Ide St. Paus Palus VI menginspirasikan St. Yohanes Paulus II untuk mempopulerkan misi dan evangelisasi dalam dunia modern. Beliau mengemukakan sebuah istilah yang tetap aktual hingga saat ini yakni ‘Evangelisasi Baru’. Istilah Evangelisasi Baru diungkapkannya pada tahun 1983 di hadapan para Uskup Amerika Latin, di Haiti, dalam rangka perayaan 5 abad kedatangan Injil untuk pertama kalinya di benua Amerika. Orang kudus ini berpesan: “Peringatan 500 tahun evangelisasi hanya akan mempunyai makna yang sepenuhnya, apabila perayaan tersebut disertai dengan komitmen anda, para uskup, bersama dengan kaum klerus dan awam, suatu komitmen bukan kepada evangelisasi kembali (re-evangelisasi) melainkan kepada suatu evangelisasi baru, baru dalam semangatnya, dalam metodenya, dan dalam ungakapan-ungkapannya”. Bagi saya, kedua orang kudus ini membuka mata iman saya dan kita semua untuk memahami tugas perutusan Yesus di dunia ini yakni mewartakan Injil kepada kaum miskin dan menyelapkan segala penyakit dan kelemahan kita.

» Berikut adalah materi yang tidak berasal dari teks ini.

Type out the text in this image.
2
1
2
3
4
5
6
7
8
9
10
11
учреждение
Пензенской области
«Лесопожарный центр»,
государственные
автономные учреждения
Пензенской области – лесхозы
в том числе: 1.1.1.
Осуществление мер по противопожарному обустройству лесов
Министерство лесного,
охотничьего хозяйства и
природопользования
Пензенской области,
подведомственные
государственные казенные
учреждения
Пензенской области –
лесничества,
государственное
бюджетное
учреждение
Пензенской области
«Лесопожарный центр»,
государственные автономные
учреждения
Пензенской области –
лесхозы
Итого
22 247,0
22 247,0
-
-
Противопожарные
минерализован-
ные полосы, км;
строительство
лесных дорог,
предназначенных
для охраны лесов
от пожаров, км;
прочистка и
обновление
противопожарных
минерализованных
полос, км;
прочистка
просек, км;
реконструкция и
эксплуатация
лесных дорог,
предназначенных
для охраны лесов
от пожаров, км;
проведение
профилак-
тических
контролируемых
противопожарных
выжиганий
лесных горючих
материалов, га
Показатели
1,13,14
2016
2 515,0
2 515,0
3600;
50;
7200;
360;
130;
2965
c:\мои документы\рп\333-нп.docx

Tuhan Yesus dalam bacaan Injil hari ini melakukan karya Evangelisasi yang nyata. Ia memulainya dengan menyembuhkan mertua Simon Petrus yang sedang sakit demam. Turut serta dalam rombongan ini adalah para murid-Nya yang dipanggil di pantai danau yakni Simon, Andreas, Yakobus dan Yohanes. Yesus mendengar bahwa mertua Simon Petrus sedang sakit demam maka Yesus mendekati wanita itu, memegang tangannya dan menghardik demamnya. Saat itu demamnya pun hilang. Sebagai tanda syukurnya kepada Tuhan maka ia melayani Yesus dan para murid-Nya. Tuhan Yesus tidak hanya menghardik demam, Ia juga menyembuhkan segala penyakit dan mengusir setan-setan. Sebab itu banyak orang mencari-Nya untuk memohon kesembuhan. Ia menyembuhkan orang sakit dan memberikan kelegaan kepada mereka. Roh-roh jahat tidak dibiarkan-Nya berbicara. Ia benar-benar menunjukkan kuasa ilahi-Nya kepada mereka.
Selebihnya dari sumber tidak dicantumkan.